15 minutes pulled the top out of the clamps, trimmed the ends, flattened the bottom, smoothed the top.
Day 4: 15 minutes, running total 12 hours and 5 minutes

15 minutes tested some chip carving on some scrap, the bead and bullet pattern will work.
45 minutes pounded out two sets of legs, trust the hammer.
20 minutes pounded out the final leg.
Day 5: 1 hour and 20 minutes, running total 13 hours and 25 minutes

2 hours of making pins, done over a couple of days because it is boring.
Day 6: 2 hours, running total 15 hours and 25 minutes

1 hour 35 minutes, marked and bored the holes, then discovered the mortises were too shallow added depth.
30 minutes marked the leg decoration and started to cut the chamfers.
Day 7: 2 hours and 5 minutes, running total 17 hours and 30 minutes

1 hour 30 minutes using a draw knife and a carving knife to put the chamfers and lambs tongues on, two legs are finished now.
Day 8: 1 hour 30 mins, running total 19 hours.

1 hour 20 mins, made the tennons in the top stile, and put a stop chamfer in the bottom stile.
Day 9: 1 hour 20 minutes, running total 20 hours 20 minutes.

1 hour 20 mins, top and bottom stiles and the stop chamfer in the bottom stile
Day 10: 1 hour 20 minutes,  running total 21 hours 40 minutes.

2 hours tennons on the bottom stiles
30 minutes of adding decoration to the sides
1 hour pinning it together, no broken pins this time.
Day 11: 3 hours 30 minutes, running total 25 hours and 10 minutes.

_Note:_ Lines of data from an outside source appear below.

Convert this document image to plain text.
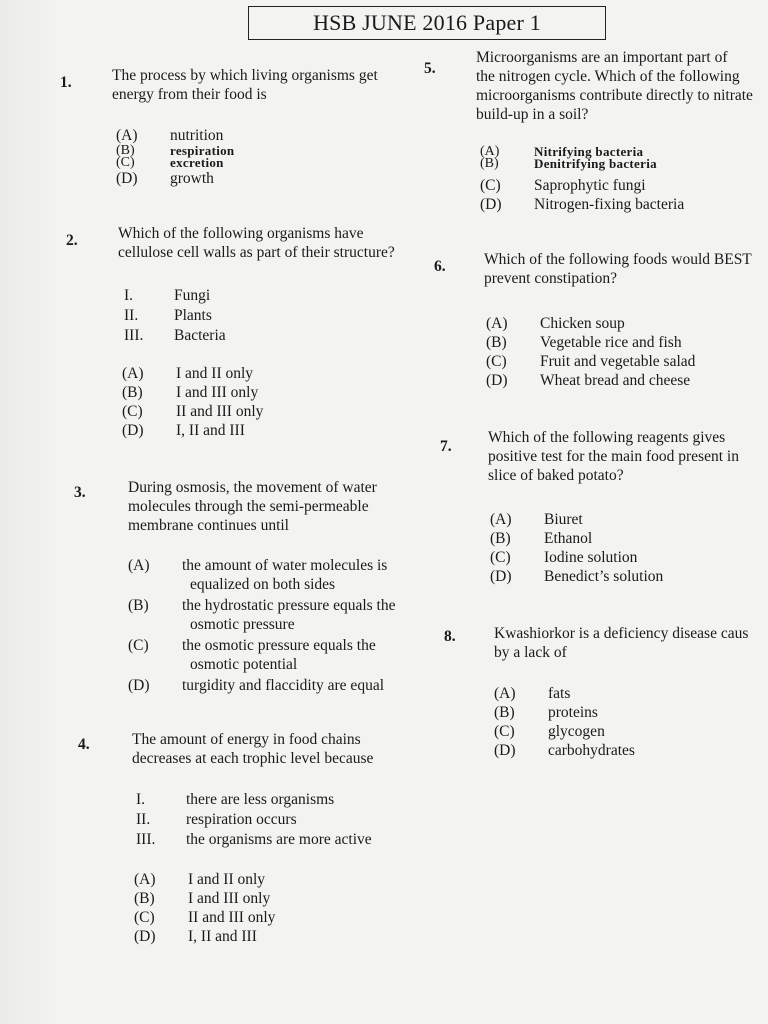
HSB JUNE 2016 Paper 1
1.	The process by which living organisms get
energy from their food is
(A)	nutrition
(B)	respiration
(C)	excretion
(D)	growth
2.	Which of the following organisms have
cellulose cell walls as part of their structure?
I.	Fungi
II.	Plants
III.	Bacteria
(A)	I and II only
(B)	I and III only
(C)	II and III only
(D)	I, II and III
3.	During osmosis, the movement of water
molecules through the semi-permeable
membrane continues until
(A)	the amount of water molecules is
equalized on both sides
(B)	the hydrostatic pressure equals the
osmotic pressure
(C)	the osmotic pressure equals the
osmotic potential
(D)	turgidity and flaccidity are equal
4.	The amount of energy in food chains
decreases at each trophic level because
I.	there are less organisms
II.	respiration occurs
III.	the organisms are more active
(A)	I and II only
(B)	I and III only
(C)	II and III only
(D)	I, II and III
5.
Microorganisms are an important part of
the nitrogen cycle. Which of the following
microorganisms contribute directly to nitrate
build-up in a soil?
(A)	Nitrifying bacteria
(B)	Denitrifying bacteria
(C)	Saprophytic fungi
(D)	Nitrogen-fixing bacteria
6. Which of the following foods would BEST
prevent constipation?
(A)	Chicken soup
(B)	Vegetable rice and fish
(C)	Fruit and vegetable salad
(D)	Wheat bread and cheese
7.
Which of the following reagents gives
positive test for the main food present in
slice of baked potato?
(A)	Biuret
(B)	Ethanol
(C)	Iodine solution
(D)	Benedict’s solution
8. Kwashiorkor is a deficiency disease caus
by a lack of
(A)	fats
(B)	proteins
(C)	glycogen
(D)	carbohydrates
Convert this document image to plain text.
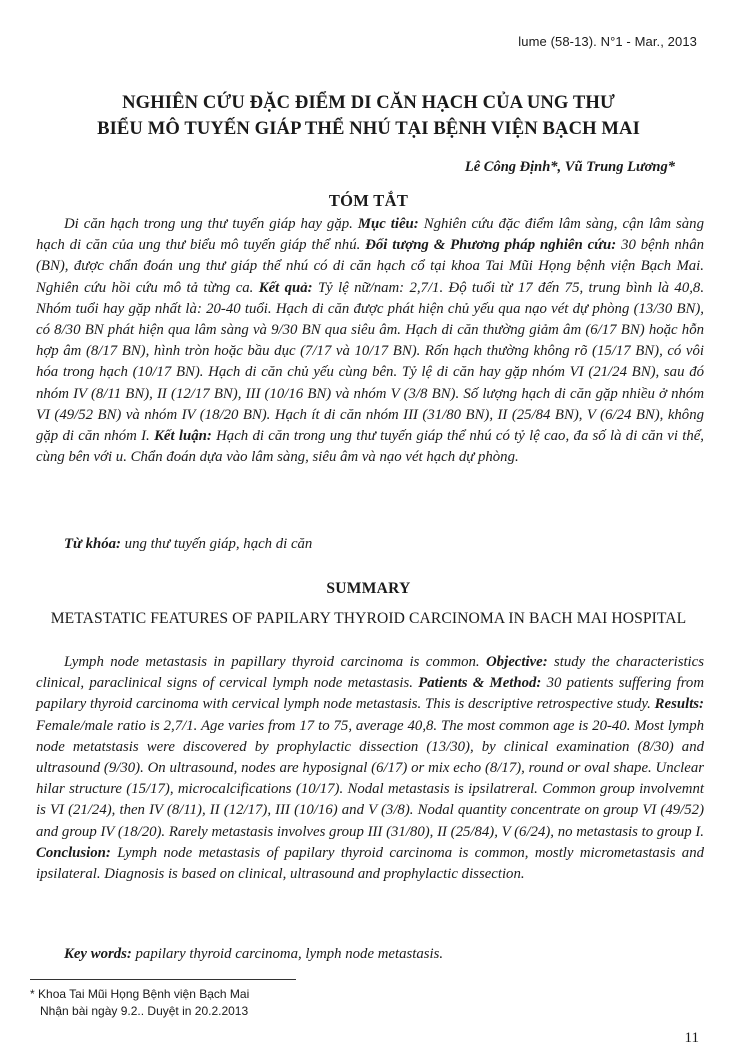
lume (58-13). N°1 - Mar., 2013
NGHIÊN CỨU ĐẶC ĐIỂM DI CĂN HẠCH CỦA UNG THƯ
BIỂU MÔ TUYẾN GIÁP THỂ NHÚ TẠI BỆNH VIỆN BẠCH MAI
Lê Công Định*, Vũ Trung Lương*
TÓM TẮT

Di căn hạch trong ung thư tuyến giáp hay gặp. Mục tiêu: Nghiên cứu đặc điểm lâm sàng, cận lâm sàng hạch di căn của ung thư biểu mô tuyến giáp thể nhú. Đối tượng & Phương pháp nghiên cứu: 30 bệnh nhân (BN), được chẩn đoán ung thư giáp thể nhú có di căn hạch cổ tại khoa Tai Mũi Họng bệnh viện Bạch Mai. Nghiên cứu hồi cứu mô tả từng ca. Kết quả: Tỷ lệ nữ/nam: 2,7/1. Độ tuổi từ 17 đến 75, trung bình là 40,8. Nhóm tuổi hay gặp nhất là: 20-40 tuổi. Hạch di căn được phát hiện chủ yếu qua nạo vét dự phòng (13/30 BN), có 8/30 BN phát hiện qua lâm sàng và 9/30 BN qua siêu âm. Hạch di căn thường giảm âm (6/17 BN) hoặc hỗn hợp âm (8/17 BN), hình tròn hoặc bầu dục (7/17 và 10/17 BN). Rốn hạch thường không rõ (15/17 BN), có vôi hóa trong hạch (10/17 BN). Hạch di căn chủ yếu cùng bên. Tỷ lệ di căn hay gặp nhóm VI (21/24 BN), sau đó nhóm IV (8/11 BN), II (12/17 BN), III (10/16 BN) và nhóm V (3/8 BN). Số lượng hạch di căn gặp nhiều ở nhóm VI (49/52 BN) và nhóm IV (18/20 BN). Hạch ít di căn nhóm III (31/80 BN), II (25/84 BN), V (6/24 BN), không gặp di căn nhóm I. Kết luận: Hạch di căn trong ung thư tuyến giáp thể nhú có tỷ lệ cao, đa số là di căn vi thể, cùng bên với u. Chẩn đoán dựa vào lâm sàng, siêu âm và nạo vét hạch dự phòng.

Từ khóa: ung thư tuyến giáp, hạch di căn
SUMMARY

METASTATIC FEATURES OF PAPILARY THYROID CARCINOMA IN BACH MAI HOSPITAL

Lymph node metastasis in papillary thyroid carcinoma is common. Objective: study the characteristics clinical, paraclinical signs of cervical lymph node metastasis. Patients & Method: 30 patients suffering from papilary thyroid carcinoma with cervical lymph node metastasis. This is descriptive retrospective study. Results: Female/male ratio is 2,7/1. Age varies from 17 to 75, average 40,8. The most common age is 20-40. Most lymph node metatstasis were discovered by prophylactic dissection (13/30), by clinical examination (8/30) and ultrasound (9/30). On ultrasound, nodes are hyposignal (6/17) or mix echo (8/17), round or oval shape. Unclear hilar structure (15/17), microcalcifications (10/17). Nodal metastasis is ipsilatreral. Common group involvemnt is VI (21/24), then IV (8/11), II (12/17), III (10/16) and V (3/8). Nodal quantity concentrate on group VI (49/52) and group IV (18/20). Rarely metastasis involves group III (31/80), II (25/84), V (6/24), no metastasis to group I. Conclusion: Lymph node metastasis of papilary thyroid carcinoma is common, mostly micrometastasis and ipsilateral. Diagnosis is based on clinical, ultrasound and prophylactic dissection.

Key words: papilary thyroid carcinoma, lymph node metastasis.
* Khoa Tai Mũi Họng Bệnh viện Bạch Mai
Nhận bài ngày 9.2.. Duyệt in 20.2.2013
11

2 hours final fitting of the top
20 minutes trimming the legs and putting on a coat of linseed oil, done.
Day 12: 2 hours and twenty minutes.

Total time: 28 hours.

A stool from a tree is done !


This was a white pine in my back yard, right next to the power lines.  I had a professional take down the tree and leave me the trunk so that I could attempt to make a stool from it.

The project was a success; you can sit on the stool and it is very comfortable (it was made to the dimensions of my saw bench).

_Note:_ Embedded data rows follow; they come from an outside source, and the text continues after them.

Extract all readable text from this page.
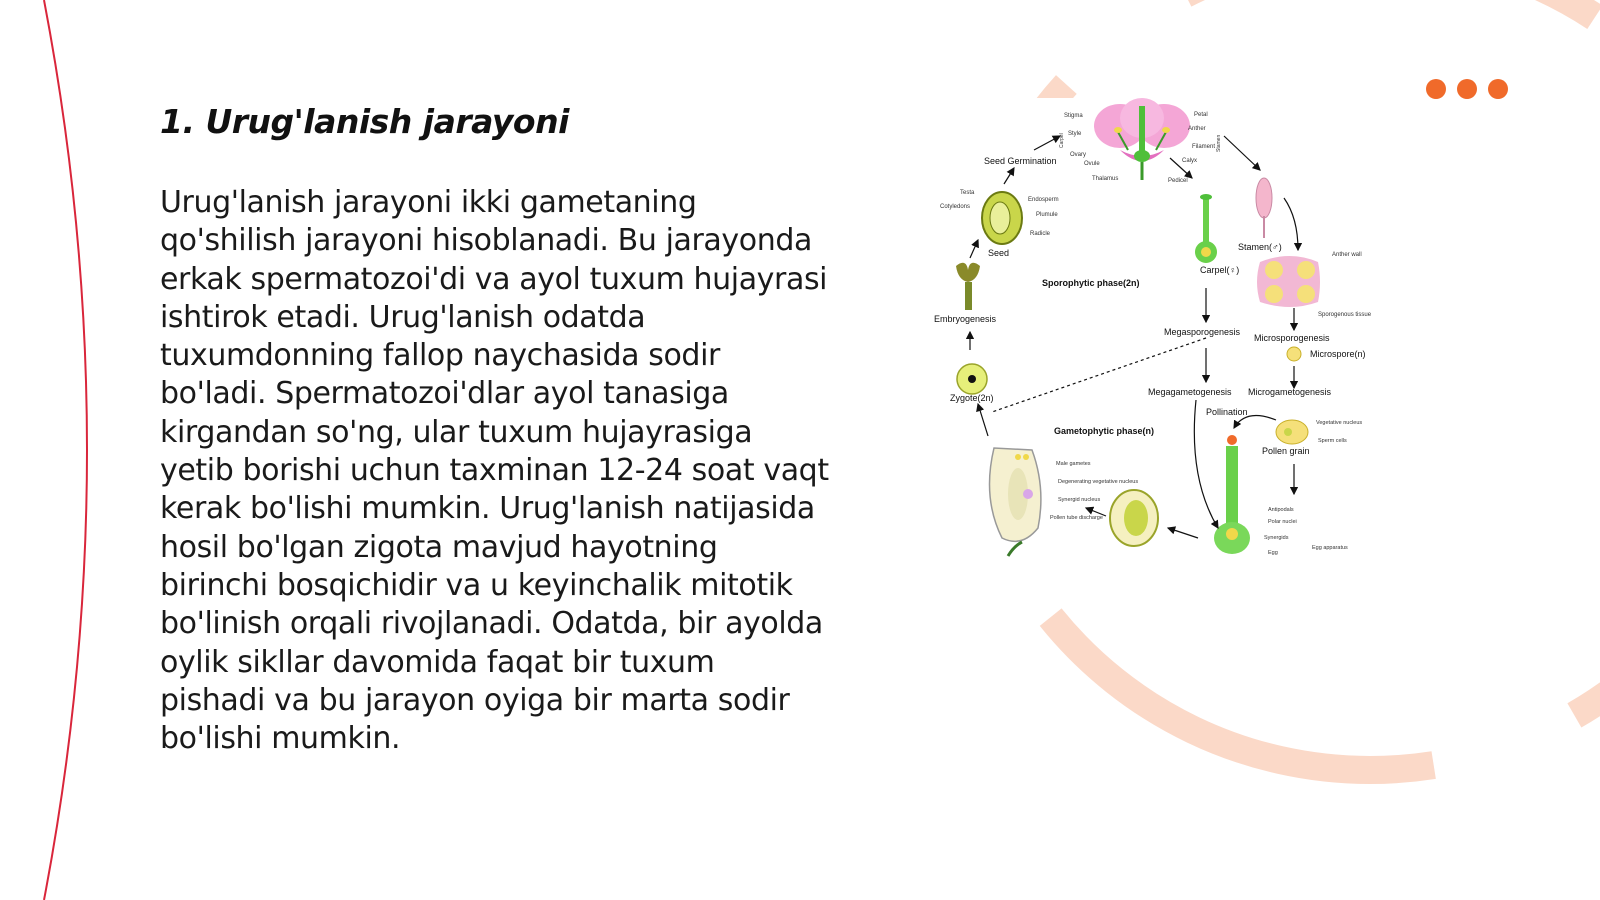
1. Urug'lanish jarayoni

Urug'lanish jarayoni ikki gametaning
qo'shilish jarayoni hisoblanadi. Bu jarayonda
erkak spermatozoi'di va ayol tuxum hujayrasi
ishtirok etadi. Urug'lanish odatda
tuxumdonning fallop naychasida sodir
bo'ladi. Spermatozoi'dlar ayol tanasiga
kirgandan so'ng, ular tuxum hujayrasiga
yetib borishi uchun taxminan 12-24 soat vaqt
kerak bo'lishi mumkin. Urug'lanish natijasida
hosil bo'lgan zigota mavjud hayotning
birinchi bosqichidir va u keyinchalik mitotik
bo'linish orqali rivojlanadi. Odatda, bir ayolda
oylik sikllar davomida faqat bir tuxum
pishadi va bu jarayon oyiga bir marta sodir
bo'lishi mumkin.

Stigma
Style
Ovary
Ovule
Thalamus	Pedicel
Petal
Anther
Filament
Calyx
Carpel	Stamen
Testa
Cotyledons
Endosperm
Plumule
Radicle
Anther wall
Sporogenous tissue
Vegetative nucleus
Sperm cells
Antipodals
Polar nuclei
Synergids
Egg
Egg apparatus
Male gametes
Degenerating vegetative nucleus
Synergid nucleus
Pollen tube discharge
Seed Germination
Seed
Embryogenesis
Zygote(2n)
Carpel(♀)
Stamen(♂)
Megasporogenesis
Microsporogenesis
Microspore(n)
Megagametogenesis Microgametogenesis
Pollination
Pollen grain
Sporophytic phase(2n)
Gametophytic phase(n)
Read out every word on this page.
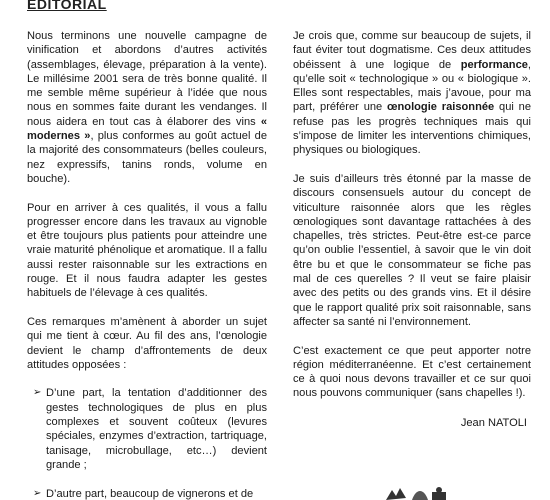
EDITORIAL

Nous terminons une nouvelle campagne de vinification et abordons d’autres activités (assemblages, élevage, préparation à la vente). Le millésime 2001 sera de très bonne qualité. Il me semble même supérieur à l’idée que nous nous en sommes faite durant les vendanges. Il nous aidera en tout cas à élaborer des vins « modernes », plus conformes au goût actuel de la majorité des consommateurs (belles couleurs, nez expressifs, tanins ronds, volume en bouche).

Pour en arriver à ces qualités, il vous a fallu progresser encore dans les travaux au vignoble et être toujours plus patients pour atteindre une vraie maturité phénolique et aromatique. Il a fallu aussi rester raisonnable sur les extractions en rouge. Et il nous faudra adapter les gestes habituels de l’élevage à ces qualités.

Ces remarques m’amènent à aborder un sujet qui me tient à cœur. Au fil des ans, l’œnologie devient le champ d’affrontements de deux attitudes opposées :

➢ D’une part, la tentation d’additionner des gestes technologiques de plus en plus complexes et souvent coûteux (levures spéciales, enzymes d’extraction, tartriquage, tanisage, microbullage, etc…) devient grande ;
➢ D’autre part, beaucoup de vignerons et de

Je crois que, comme sur beaucoup de sujets, il faut éviter tout dogmatisme. Ces deux attitudes obéissent à une logique de performance, qu’elle soit « technologique » ou « biologique ». Elles sont respectables, mais j’avoue, pour ma part, préférer une œnologie raisonnée qui ne refuse pas les progrès techniques mais qui s’impose de limiter les interventions chimiques, physiques ou biologiques.

Je suis d’ailleurs très étonné par la masse de discours consensuels autour du concept de viticulture raisonnée alors que les règles œnologiques sont davantage rattachées à des chapelles, très strictes. Peut-être est-ce parce qu’on oublie l’essentiel, à savoir que le vin doit être bu et que le consommateur se fiche pas mal de ces querelles ? Il veut se faire plaisir avec des petits ou des grands vins. Et il désire que le rapport qualité prix soit raisonnable, sans affecter sa santé ni l’environnement.

C’est exactement ce que peut apporter notre région méditerranéenne. Et c’est certainement ce à quoi nous devons travailler et ce sur quoi nous pouvons communiquer (sans chapelles !).

Jean NATOLI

No power tools or sand paper were used on it.  All of the tools are ones that someone from the past would recognize.  I cut up the trunk into sections with a 36″ one-man cross cut saw, then from there used wedges and a sledge to split it, a broad axe to shape the boards, then a plane to refine the pieces.  All of the draw bored joinery was done with a mortice chisel and spoon bit to drill the holes.   The pegs were done with a draw knife.

I did glue the joints just to be sure; the 1/4″ tenons felt very thin so I wanted to make sure it would not fall apart.

The next one I’ll make a few changes but nothing too major. It will be a little smaller so that it fits my wife comfortably.  I will keep better track of time; I think this one was 3-5 solid days of work spread over 5-6 weeks.

The Roubo is “done”

IMG_3259_overallIMG_3260_vice IMG_3261_joint

My new bench was made mostly with handtools following the general principles from the Workbench books by Christopher Schwarz.  The legs are 6x6s from Home Depot, the top is 8/4 Beech and 8/4 Maple, with an additional layer of pine 2x6s for added thickness.  The stringers and the shelf are pine 2×6 or 2×4.

Overall it has been a success.  I definitely learned a ton doing making it, but that will be the subject of another post.

The leg vice uses the wood screws that I made earlier; all total it can crush something about 6″ thick before I run out of threads.

Like all major projects this one is pretty much never ending.  I’m going to finish drilling the line of bench dog holes as I need them.  Also I’m going to put on a planing stop just past the leg vice on the end.

The bench has not had any finish applied as I live in a wintery state and until I can open up the windows… it will stay unfinished.